Amazon Moving into K-12 Content

Amazon has been pursuing the higher education market with Kindle e-textbook sales and rentals. In the last year, it has also hired Raghu Murthi from Microsoft to lead its education and enterprise efforts; acquired TenMarks, a math materials ed tech company; launched Whispercast, which allows educators to distribute and manage e-books; and introduced new models of the Kindle Fire HD and HDX that support corporate-level security and encryption.

Despite that, the online retail giant seems a bit more passive when it comes to the K-12 market, according to Frank Catalano, an author and analyst of digital education and consumer technology, in his post for EdSurge. However, that could be about to change.

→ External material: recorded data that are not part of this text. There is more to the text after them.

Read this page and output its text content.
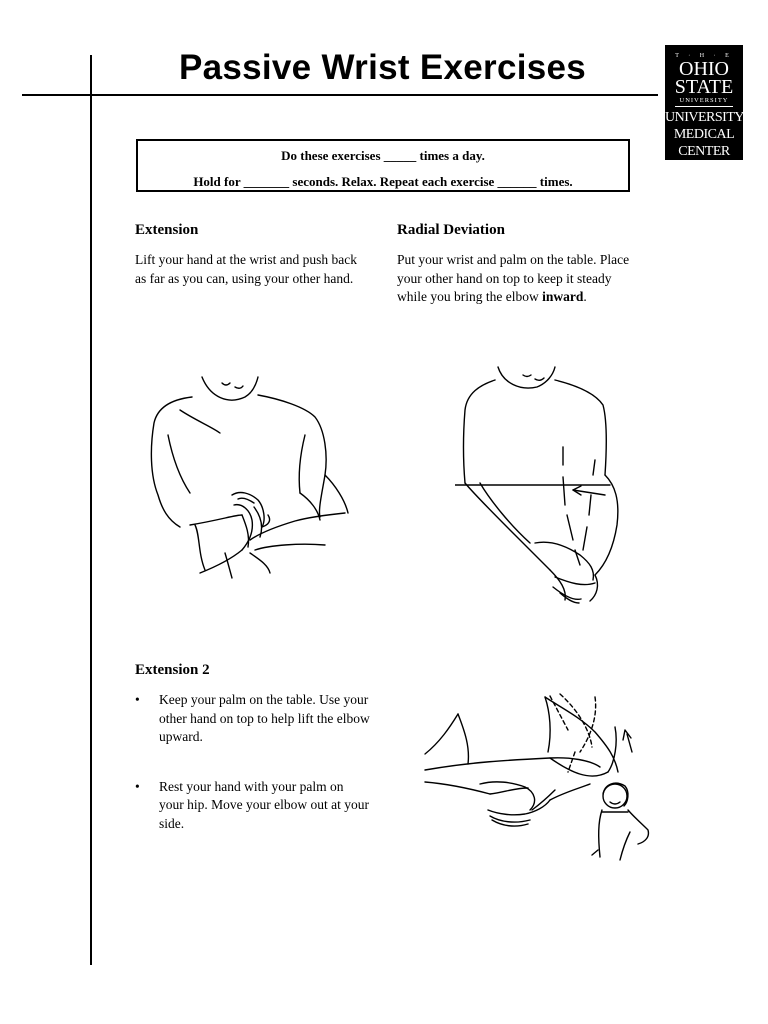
Passive Wrist Exercises	T · H · E
OHIO
STATE
UNIVERSITY
UNIVERSITY
MEDICAL
CENTER
Do these exercises _____ times a day.
Hold for _______ seconds. Relax. Repeat each exercise ______ times.
Extension
Lift your hand at the wrist and push back as far as you can, using your other hand.
Radial Deviation
Put your wrist and palm on the table. Place your other hand on top to keep it steady while you bring the elbow inward.
Extension 2
• Keep your palm on the table. Use your other hand on top to help lift the elbow upward.
• Rest your hand with your palm on your hip. Move your elbow out at your side.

Amazon has been working with educators in Brazil on a Kindle app that has wirelessly provided more than 200 e-textbook titles using Whispercast. The company also claims it has distributed more than 40 million e-textbooks through its new Kindle Reading app.

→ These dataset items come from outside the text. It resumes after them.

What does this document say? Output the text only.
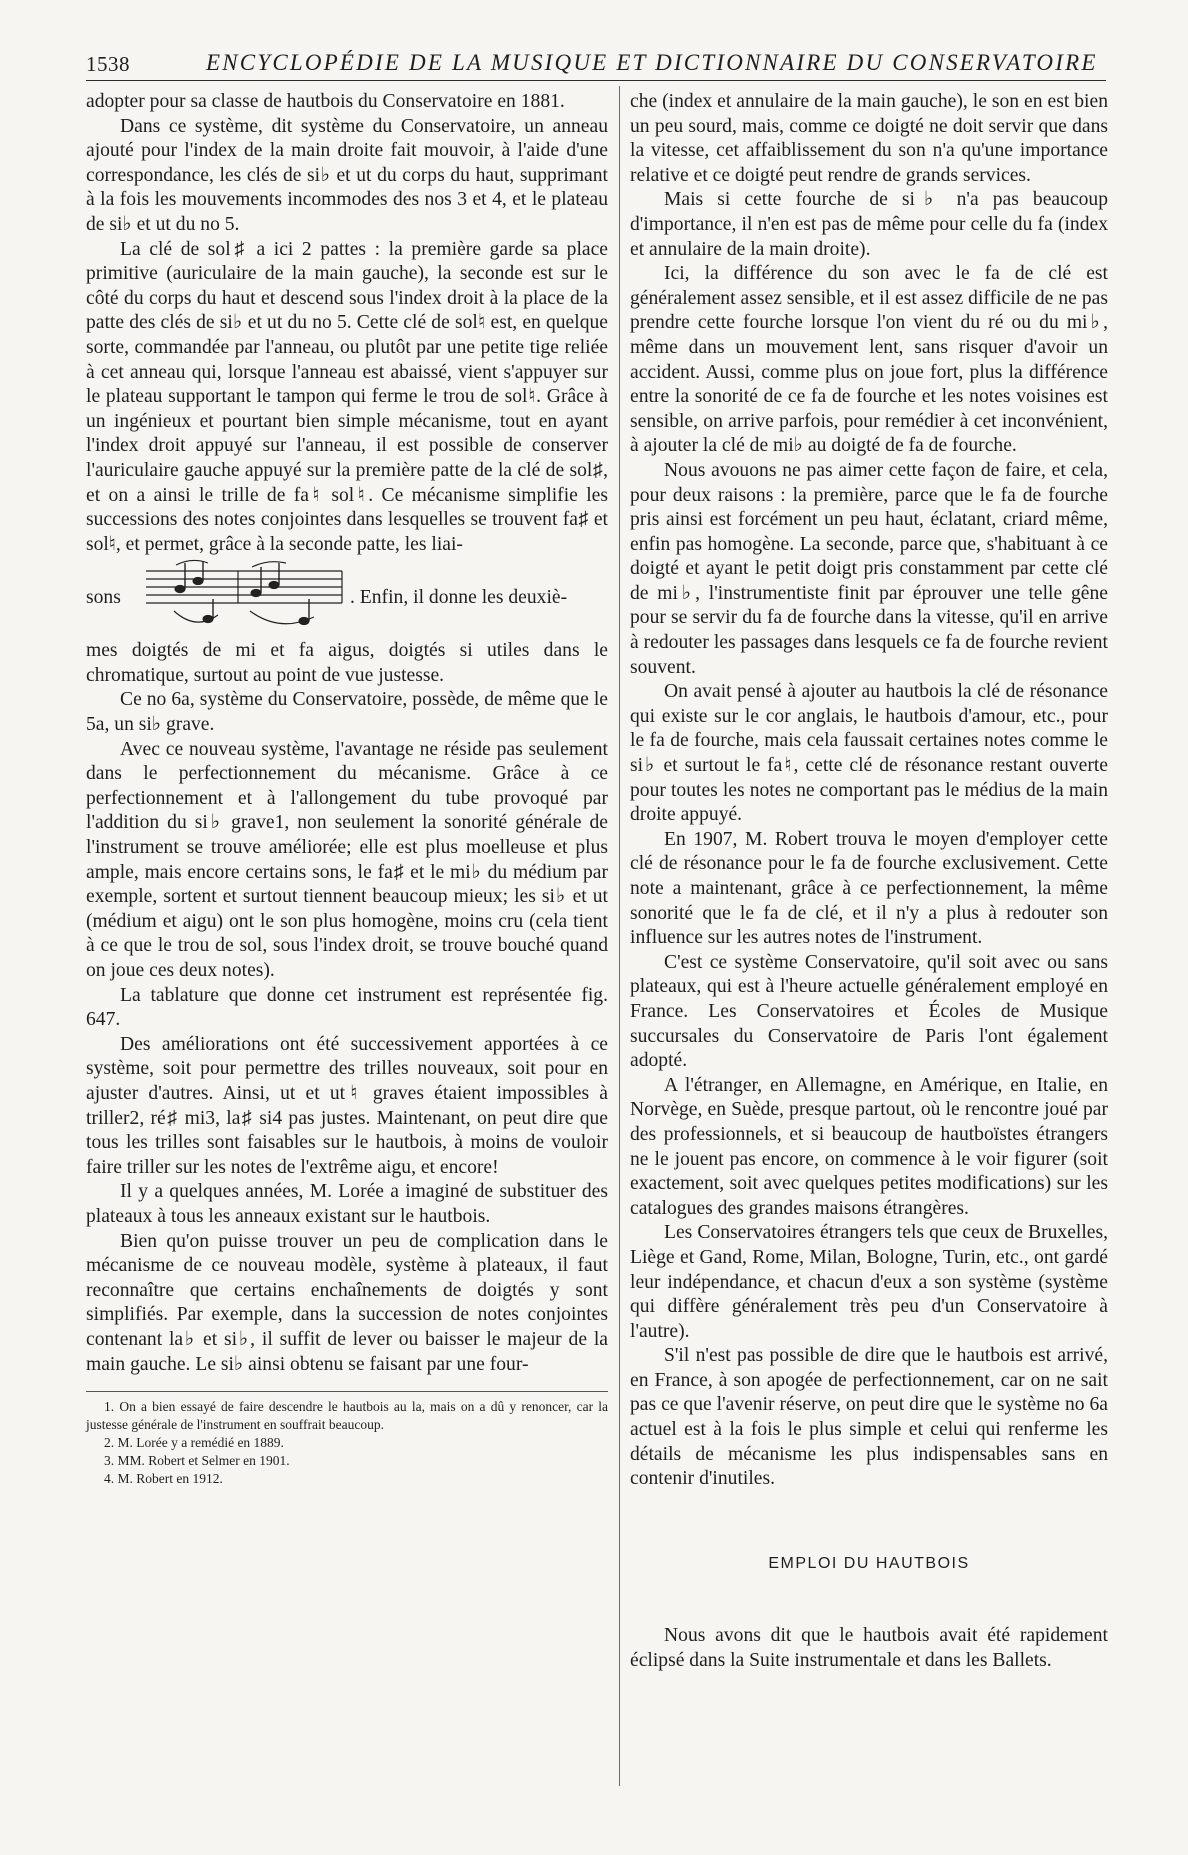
1538	ENCYCLOPÉDIE DE LA MUSIQUE ET DICTIONNAIRE DU CONSERVATOIRE

adopter pour sa classe de hautbois du Conservatoire en 1881.

Dans ce système, dit système du Conservatoire, un anneau ajouté pour l'index de la main droite fait mouvoir, à l'aide d'une correspondance, les clés de si♭ et ut du corps du haut, supprimant à la fois les mouvements incommodes des nos 3 et 4, et le plateau de si♭ et ut du no 5.

La clé de sol♯ a ici 2 pattes : la première garde sa place primitive (auriculaire de la main gauche), la seconde est sur le côté du corps du haut et descend sous l'index droit à la place de la patte des clés de si♭ et ut du no 5. Cette clé de sol♮ est, en quelque sorte, commandée par l'anneau, ou plutôt par une petite tige reliée à cet anneau qui, lorsque l'anneau est abaissé, vient s'appuyer sur le plateau supportant le tampon qui ferme le trou de sol♮. Grâce à un ingénieux et pourtant bien simple mécanisme, tout en ayant l'index droit appuyé sur l'anneau, il est possible de conserver l'auriculaire gauche appuyé sur la première patte de la clé de sol♯, et on a ainsi le trille de fa♮ sol♮. Ce mécanisme simplifie les successions des notes conjointes dans lesquelles se trouvent fa♯ et sol♮, et permet, grâce à la seconde patte, les liai-

sons	. Enfin, il donne les deuxiè-

mes doigtés de mi et fa aigus, doigtés si utiles dans le chromatique, surtout au point de vue justesse.

Ce no 6a, système du Conservatoire, possède, de même que le 5a, un si♭ grave.

Avec ce nouveau système, l'avantage ne réside pas seulement dans le perfectionnement du mécanisme. Grâce à ce perfectionnement et à l'allongement du tube provoqué par l'addition du si♭ grave1, non seulement la sonorité générale de l'instrument se trouve améliorée; elle est plus moelleuse et plus ample, mais encore certains sons, le fa♯ et le mi♭ du médium par exemple, sortent et surtout tiennent beaucoup mieux; les si♭ et ut (médium et aigu) ont le son plus homogène, moins cru (cela tient à ce que le trou de sol, sous l'index droit, se trouve bouché quand on joue ces deux notes).

La tablature que donne cet instrument est représentée fig. 647.

Des améliorations ont été successivement apportées à ce système, soit pour permettre des trilles nouveaux, soit pour en ajuster d'autres. Ainsi, ut et ut♮ graves étaient impossibles à triller2, ré♯ mi3, la♯ si4 pas justes. Maintenant, on peut dire que tous les trilles sont faisables sur le hautbois, à moins de vouloir faire triller sur les notes de l'extrême aigu, et encore!

Il y a quelques années, M. Lorée a imaginé de substituer des plateaux à tous les anneaux existant sur le hautbois.

Bien qu'on puisse trouver un peu de complication dans le mécanisme de ce nouveau modèle, système à plateaux, il faut reconnaître que certains enchaînements de doigtés y sont simplifiés. Par exemple, dans la succession de notes conjointes contenant la♭ et si♭, il suffit de lever ou baisser le majeur de la main gauche. Le si♭ ainsi obtenu se faisant par une four-

1. On a bien essayé de faire descendre le hautbois au la, mais on a dû y renoncer, car la justesse générale de l'instrument en souffrait beaucoup.

2. M. Lorée y a remédié en 1889.

3. MM. Robert et Selmer en 1901.

4. M. Robert en 1912.

che (index et annulaire de la main gauche), le son en est bien un peu sourd, mais, comme ce doigté ne doit servir que dans la vitesse, cet affaiblissement du son n'a qu'une importance relative et ce doigté peut rendre de grands services.

Mais si cette fourche de si♭ n'a pas beaucoup d'importance, il n'en est pas de même pour celle du fa (index et annulaire de la main droite).

Ici, la différence du son avec le fa de clé est généralement assez sensible, et il est assez difficile de ne pas prendre cette fourche lorsque l'on vient du ré ou du mi♭, même dans un mouvement lent, sans risquer d'avoir un accident. Aussi, comme plus on joue fort, plus la différence entre la sonorité de ce fa de fourche et les notes voisines est sensible, on arrive parfois, pour remédier à cet inconvénient, à ajouter la clé de mi♭ au doigté de fa de fourche.

Nous avouons ne pas aimer cette façon de faire, et cela, pour deux raisons : la première, parce que le fa de fourche pris ainsi est forcément un peu haut, éclatant, criard même, enfin pas homogène. La seconde, parce que, s'habituant à ce doigté et ayant le petit doigt pris constamment par cette clé de mi♭, l'instrumentiste finit par éprouver une telle gêne pour se servir du fa de fourche dans la vitesse, qu'il en arrive à redouter les passages dans lesquels ce fa de fourche revient souvent.

On avait pensé à ajouter au hautbois la clé de résonance qui existe sur le cor anglais, le hautbois d'amour, etc., pour le fa de fourche, mais cela faussait certaines notes comme le si♭ et surtout le fa♮, cette clé de résonance restant ouverte pour toutes les notes ne comportant pas le médius de la main droite appuyé.

En 1907, M. Robert trouva le moyen d'employer cette clé de résonance pour le fa de fourche exclusivement. Cette note a maintenant, grâce à ce perfectionnement, la même sonorité que le fa de clé, et il n'y a plus à redouter son influence sur les autres notes de l'instrument.

C'est ce système Conservatoire, qu'il soit avec ou sans plateaux, qui est à l'heure actuelle généralement employé en France. Les Conservatoires et Écoles de Musique succursales du Conservatoire de Paris l'ont également adopté.

A l'étranger, en Allemagne, en Amérique, en Italie, en Norvège, en Suède, presque partout, où le rencontre joué par des professionnels, et si beaucoup de hautboïstes étrangers ne le jouent pas encore, on commence à le voir figurer (soit exactement, soit avec quelques petites modifications) sur les catalogues des grandes maisons étrangères.

Les Conservatoires étrangers tels que ceux de Bruxelles, Liège et Gand, Rome, Milan, Bologne, Turin, etc., ont gardé leur indépendance, et chacun d'eux a son système (système qui diffère généralement très peu d'un Conservatoire à l'autre).

S'il n'est pas possible de dire que le hautbois est arrivé, en France, à son apogée de perfectionnement, car on ne sait pas ce que l'avenir réserve, on peut dire que le système no 6a actuel est à la fois le plus simple et celui qui renferme les détails de mécanisme les plus indispensables sans en contenir d'inutiles.

EMPLOI DU HAUTBOIS

Nous avons dit que le hautbois avait été rapidement éclipsé dans la Suite instrumentale et dans les Ballets.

It allows teachers to read, highlight, and make notes directly into textbooks even when the device is offline. The Kindle Reading app is free and can be used on iOS, Mac, Windows, and Android devices, turning practically every electronic device into a Kindle and making every user a potential Amazon customer, according to Catalano.

“It may be that Amazon isn’t disinterested in the overall K-12 education game. It may simply prefer to redefine the game’s rules and playing field,” Catalano wrote. “By focusing on global opportunities and the Kindle Reading App—irrespective of the underlying hardware—it can do what Amazon does best: sell content that, in this case, just happens to be e-textbooks.”